There are a lot of books like this

The Peep Diaries: How We're Learning to Love Watching Ourselves and Our Neighbors - Hal Niedzviecki

This is a relatively interesting and amusing book about how modern technology and modern culture have created a brave new world that we don't really understand how to navigate (and which could have all sorts of unintended consequences for us. However, the book suffers from a number of problems which make it not among the best books to examine this particular moment in human history (and there are a lot of these books).

First, Niedzviecki tries to give all the different things he covers one name: Peep. Obviously that didn't stick. And the problem is that he comes off as one of those undergrads who thinks they know everything, diagnosing all our problems under his rubric. Had he been successful, and other people had taken up his concept, maybe this wouldn't have bugged me so much. But given that not a single other soul calls this stuff "Peep," it's hard to get behind. (Think of "fark," which was a far more celebrated naming of an internet phenomenon, at least at the time.)

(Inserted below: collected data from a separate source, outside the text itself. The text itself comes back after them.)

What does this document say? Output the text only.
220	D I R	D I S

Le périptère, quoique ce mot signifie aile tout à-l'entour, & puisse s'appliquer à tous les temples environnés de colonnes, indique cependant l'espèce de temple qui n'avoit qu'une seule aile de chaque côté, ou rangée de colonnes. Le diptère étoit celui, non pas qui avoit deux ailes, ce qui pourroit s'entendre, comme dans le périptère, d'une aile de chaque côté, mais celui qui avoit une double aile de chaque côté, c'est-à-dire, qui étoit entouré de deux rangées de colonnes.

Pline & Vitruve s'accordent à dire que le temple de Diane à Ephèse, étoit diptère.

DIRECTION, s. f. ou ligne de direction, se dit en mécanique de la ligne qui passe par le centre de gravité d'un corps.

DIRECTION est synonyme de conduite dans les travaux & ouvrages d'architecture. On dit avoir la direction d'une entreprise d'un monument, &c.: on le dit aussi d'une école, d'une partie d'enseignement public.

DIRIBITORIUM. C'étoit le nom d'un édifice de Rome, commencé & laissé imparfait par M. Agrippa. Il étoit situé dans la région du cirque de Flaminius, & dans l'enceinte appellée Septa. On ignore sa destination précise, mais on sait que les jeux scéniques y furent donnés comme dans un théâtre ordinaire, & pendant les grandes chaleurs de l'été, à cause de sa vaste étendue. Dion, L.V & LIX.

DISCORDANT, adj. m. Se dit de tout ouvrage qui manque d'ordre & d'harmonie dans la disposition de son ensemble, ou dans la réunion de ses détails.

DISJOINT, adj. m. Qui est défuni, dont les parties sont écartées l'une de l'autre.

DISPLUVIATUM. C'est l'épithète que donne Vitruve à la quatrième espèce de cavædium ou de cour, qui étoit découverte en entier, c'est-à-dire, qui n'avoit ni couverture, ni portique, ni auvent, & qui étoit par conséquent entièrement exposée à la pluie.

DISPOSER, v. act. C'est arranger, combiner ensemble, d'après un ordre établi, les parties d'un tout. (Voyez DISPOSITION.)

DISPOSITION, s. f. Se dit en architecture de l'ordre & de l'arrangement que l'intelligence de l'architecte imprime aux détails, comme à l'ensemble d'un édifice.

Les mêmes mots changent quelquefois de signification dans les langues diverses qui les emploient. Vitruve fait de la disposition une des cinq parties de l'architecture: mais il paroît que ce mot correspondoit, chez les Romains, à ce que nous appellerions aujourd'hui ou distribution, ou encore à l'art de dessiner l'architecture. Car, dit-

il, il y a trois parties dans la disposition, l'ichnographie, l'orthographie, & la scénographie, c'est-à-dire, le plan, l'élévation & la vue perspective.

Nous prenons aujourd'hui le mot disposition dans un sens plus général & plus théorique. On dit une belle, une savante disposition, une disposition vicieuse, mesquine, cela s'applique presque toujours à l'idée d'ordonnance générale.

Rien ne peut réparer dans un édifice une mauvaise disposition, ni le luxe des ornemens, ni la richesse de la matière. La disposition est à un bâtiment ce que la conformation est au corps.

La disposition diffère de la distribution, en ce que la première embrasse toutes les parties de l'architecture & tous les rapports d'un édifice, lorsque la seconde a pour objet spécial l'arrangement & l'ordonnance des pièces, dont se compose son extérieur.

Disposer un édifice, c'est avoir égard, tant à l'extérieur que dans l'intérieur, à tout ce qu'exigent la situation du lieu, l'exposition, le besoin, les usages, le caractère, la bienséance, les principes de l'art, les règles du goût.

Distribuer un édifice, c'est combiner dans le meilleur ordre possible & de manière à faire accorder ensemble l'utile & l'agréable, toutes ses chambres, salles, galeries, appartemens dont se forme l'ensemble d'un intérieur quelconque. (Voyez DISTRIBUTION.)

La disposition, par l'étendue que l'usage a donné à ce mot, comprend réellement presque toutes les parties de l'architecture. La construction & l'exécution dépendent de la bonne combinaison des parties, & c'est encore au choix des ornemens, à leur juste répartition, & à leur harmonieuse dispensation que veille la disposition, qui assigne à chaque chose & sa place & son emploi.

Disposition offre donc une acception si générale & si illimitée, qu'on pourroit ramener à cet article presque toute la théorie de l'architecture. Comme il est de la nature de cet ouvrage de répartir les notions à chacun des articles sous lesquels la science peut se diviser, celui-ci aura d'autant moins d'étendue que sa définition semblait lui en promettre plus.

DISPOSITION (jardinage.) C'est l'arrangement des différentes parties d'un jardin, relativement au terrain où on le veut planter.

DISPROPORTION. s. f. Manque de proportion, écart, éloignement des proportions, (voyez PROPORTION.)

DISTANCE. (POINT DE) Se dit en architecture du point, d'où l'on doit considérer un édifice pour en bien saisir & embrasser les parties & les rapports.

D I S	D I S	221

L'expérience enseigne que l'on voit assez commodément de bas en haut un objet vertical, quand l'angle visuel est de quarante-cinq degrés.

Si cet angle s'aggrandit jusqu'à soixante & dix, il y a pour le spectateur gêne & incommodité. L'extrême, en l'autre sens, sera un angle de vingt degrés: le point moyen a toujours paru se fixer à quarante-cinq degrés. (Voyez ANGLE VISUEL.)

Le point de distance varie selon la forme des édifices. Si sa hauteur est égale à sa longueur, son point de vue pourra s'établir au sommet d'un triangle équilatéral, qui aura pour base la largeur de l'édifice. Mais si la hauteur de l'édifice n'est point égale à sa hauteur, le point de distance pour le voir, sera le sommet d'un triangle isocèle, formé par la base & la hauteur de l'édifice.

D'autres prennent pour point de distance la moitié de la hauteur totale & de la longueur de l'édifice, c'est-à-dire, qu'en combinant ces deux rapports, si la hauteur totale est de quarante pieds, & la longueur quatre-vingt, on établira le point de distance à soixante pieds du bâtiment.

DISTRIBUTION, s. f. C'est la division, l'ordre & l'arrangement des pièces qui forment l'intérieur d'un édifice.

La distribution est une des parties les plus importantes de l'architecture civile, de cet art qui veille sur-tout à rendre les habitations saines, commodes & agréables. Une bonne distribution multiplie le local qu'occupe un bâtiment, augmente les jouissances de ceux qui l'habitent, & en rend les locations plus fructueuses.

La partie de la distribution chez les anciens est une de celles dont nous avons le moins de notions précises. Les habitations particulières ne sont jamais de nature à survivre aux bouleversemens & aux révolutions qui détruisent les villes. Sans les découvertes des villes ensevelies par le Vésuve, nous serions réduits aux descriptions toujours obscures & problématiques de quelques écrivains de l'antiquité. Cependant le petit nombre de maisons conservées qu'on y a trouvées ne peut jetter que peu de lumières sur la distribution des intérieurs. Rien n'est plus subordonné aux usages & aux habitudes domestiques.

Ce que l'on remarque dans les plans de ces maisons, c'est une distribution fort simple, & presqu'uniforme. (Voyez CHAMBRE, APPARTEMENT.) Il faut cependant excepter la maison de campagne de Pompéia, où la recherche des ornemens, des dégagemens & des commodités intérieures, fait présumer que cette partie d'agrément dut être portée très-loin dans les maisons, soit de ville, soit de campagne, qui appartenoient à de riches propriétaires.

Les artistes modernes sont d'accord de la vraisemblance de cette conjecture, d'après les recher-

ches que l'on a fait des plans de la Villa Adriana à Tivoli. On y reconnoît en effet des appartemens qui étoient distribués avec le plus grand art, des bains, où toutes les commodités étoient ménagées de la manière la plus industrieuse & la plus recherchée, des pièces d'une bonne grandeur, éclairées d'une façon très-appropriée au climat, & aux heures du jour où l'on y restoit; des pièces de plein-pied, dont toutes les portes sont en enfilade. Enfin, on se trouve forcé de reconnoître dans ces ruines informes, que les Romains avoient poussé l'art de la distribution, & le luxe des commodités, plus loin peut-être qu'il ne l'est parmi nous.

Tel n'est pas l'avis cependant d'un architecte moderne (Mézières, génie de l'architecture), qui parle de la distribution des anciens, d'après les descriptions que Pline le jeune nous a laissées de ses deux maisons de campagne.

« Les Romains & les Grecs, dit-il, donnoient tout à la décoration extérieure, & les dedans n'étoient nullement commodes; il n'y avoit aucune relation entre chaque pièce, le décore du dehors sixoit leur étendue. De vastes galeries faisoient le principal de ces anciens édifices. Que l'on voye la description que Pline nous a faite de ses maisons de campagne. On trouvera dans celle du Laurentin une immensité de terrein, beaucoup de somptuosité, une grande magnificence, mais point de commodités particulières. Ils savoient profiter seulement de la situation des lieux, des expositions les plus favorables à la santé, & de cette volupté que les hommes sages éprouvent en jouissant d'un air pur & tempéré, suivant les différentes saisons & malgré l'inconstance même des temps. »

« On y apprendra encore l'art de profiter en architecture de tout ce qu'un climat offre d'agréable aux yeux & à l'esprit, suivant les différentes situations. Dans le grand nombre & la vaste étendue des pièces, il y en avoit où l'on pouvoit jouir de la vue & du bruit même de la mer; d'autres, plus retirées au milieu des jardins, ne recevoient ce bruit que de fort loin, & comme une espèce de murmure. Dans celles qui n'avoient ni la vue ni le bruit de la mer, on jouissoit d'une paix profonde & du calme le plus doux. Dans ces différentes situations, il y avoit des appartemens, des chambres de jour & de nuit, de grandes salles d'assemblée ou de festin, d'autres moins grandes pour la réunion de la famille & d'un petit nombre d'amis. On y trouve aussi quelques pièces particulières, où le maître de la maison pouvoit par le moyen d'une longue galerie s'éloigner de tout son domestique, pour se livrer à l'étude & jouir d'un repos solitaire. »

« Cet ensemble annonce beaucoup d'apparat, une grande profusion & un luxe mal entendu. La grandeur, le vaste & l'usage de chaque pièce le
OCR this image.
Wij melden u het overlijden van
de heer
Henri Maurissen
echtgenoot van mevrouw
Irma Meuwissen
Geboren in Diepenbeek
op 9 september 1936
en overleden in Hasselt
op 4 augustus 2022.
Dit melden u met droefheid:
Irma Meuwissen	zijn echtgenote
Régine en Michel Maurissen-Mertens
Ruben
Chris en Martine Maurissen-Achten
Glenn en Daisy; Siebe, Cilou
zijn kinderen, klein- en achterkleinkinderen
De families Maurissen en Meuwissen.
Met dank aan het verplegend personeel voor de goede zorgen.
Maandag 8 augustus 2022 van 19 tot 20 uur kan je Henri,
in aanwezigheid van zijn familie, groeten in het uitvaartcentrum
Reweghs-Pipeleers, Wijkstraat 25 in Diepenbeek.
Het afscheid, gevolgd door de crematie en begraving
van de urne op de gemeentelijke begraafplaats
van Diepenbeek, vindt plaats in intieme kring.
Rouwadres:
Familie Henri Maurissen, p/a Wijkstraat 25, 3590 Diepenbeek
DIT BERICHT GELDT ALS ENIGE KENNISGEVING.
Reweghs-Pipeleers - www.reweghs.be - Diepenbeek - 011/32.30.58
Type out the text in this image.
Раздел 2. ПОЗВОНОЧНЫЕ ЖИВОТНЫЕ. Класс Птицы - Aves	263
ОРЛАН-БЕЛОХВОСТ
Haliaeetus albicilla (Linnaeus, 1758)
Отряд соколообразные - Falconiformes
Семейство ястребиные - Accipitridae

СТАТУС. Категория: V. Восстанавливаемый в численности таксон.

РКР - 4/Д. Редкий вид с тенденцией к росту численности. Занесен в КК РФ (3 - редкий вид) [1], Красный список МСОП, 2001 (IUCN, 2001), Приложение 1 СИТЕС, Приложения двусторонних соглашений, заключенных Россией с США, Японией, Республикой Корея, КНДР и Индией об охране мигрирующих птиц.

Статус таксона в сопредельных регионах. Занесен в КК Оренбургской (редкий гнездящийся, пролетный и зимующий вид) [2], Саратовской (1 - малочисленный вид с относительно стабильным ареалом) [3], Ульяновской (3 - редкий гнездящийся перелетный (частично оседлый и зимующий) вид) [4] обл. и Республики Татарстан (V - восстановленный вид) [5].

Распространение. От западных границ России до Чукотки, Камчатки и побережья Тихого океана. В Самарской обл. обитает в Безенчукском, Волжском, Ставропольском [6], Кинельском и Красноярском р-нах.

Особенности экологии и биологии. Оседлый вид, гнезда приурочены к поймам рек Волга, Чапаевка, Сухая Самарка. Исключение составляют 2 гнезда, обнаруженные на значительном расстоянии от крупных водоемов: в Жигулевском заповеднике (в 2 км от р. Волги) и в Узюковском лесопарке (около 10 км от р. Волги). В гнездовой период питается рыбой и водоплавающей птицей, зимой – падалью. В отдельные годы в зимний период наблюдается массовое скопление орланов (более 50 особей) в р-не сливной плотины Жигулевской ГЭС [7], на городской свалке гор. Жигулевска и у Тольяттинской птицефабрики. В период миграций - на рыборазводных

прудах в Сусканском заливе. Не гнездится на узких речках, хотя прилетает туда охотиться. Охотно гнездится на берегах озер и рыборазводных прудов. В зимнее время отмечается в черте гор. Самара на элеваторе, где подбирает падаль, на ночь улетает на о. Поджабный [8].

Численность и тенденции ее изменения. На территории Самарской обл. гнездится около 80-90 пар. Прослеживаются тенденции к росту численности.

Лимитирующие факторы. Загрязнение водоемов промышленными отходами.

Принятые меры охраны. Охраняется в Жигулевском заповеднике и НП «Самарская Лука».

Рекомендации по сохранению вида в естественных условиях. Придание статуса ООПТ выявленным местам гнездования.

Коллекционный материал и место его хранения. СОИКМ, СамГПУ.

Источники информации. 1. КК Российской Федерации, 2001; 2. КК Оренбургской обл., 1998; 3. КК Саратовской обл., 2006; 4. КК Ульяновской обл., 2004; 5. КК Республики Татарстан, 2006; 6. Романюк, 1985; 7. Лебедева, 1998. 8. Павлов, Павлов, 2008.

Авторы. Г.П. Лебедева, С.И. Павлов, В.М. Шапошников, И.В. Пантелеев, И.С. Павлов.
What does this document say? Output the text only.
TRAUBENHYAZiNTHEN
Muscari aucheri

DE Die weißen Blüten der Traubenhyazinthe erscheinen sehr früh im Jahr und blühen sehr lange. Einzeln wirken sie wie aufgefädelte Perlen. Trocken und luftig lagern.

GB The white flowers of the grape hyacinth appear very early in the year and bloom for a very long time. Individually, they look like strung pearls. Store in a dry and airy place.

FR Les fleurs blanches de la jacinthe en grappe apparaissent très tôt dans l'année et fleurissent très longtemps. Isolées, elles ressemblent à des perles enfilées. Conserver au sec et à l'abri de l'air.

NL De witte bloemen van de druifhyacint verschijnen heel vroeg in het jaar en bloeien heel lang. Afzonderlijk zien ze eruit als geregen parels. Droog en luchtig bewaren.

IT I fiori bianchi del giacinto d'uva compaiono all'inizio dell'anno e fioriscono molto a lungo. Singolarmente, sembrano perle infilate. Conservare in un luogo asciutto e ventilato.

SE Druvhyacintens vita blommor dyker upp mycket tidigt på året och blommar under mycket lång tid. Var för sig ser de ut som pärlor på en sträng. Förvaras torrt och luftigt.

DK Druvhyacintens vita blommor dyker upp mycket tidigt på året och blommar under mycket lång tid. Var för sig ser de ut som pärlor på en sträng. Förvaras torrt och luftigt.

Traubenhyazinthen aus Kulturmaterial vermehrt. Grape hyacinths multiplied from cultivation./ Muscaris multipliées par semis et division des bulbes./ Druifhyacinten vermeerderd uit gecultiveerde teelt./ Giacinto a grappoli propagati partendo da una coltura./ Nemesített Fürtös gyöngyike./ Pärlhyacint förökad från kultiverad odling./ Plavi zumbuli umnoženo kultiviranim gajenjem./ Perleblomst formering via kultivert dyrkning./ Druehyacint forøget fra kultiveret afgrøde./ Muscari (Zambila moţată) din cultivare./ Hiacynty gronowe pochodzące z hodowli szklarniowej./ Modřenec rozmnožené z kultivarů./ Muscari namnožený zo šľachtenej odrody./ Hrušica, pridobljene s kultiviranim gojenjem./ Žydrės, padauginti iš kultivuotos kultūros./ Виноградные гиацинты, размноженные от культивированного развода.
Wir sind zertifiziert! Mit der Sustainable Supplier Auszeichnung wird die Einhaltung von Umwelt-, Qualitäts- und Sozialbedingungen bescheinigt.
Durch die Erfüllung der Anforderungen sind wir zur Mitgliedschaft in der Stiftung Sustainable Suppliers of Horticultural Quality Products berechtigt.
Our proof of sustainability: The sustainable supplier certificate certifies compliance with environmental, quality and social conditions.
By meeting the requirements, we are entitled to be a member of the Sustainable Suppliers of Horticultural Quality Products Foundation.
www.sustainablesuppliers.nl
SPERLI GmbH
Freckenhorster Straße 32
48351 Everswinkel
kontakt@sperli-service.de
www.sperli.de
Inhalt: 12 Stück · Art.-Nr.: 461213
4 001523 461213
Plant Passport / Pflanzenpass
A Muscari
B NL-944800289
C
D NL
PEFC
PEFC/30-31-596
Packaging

Second, and far more importantly, this book was published in 2008. And like all books dealing with new technology in our day and age, things have changed. A lot. The best example - of numerous examples throughout the book - is Twitter, where even its creators don't seem to fully understand where Twitter was headed. The author treats it as basically a tool for oversharing. But the author cites numerous websites that have dwindled in popularity or disappeared, and services with the same fates. So it makes it much harder to take his fears seriously, as much as I may sympathize.

And there's a lot more opinion here than fact. Studies are cited, experts interviewed, but so much of the book is the author's subjective fears about the future.

And these fears undercut the conclusion in which the author takes a far more optimistic tone, one which he barely adopts throughout the previous chapters.

That being said, there were still some decent insights and I wasn't bored.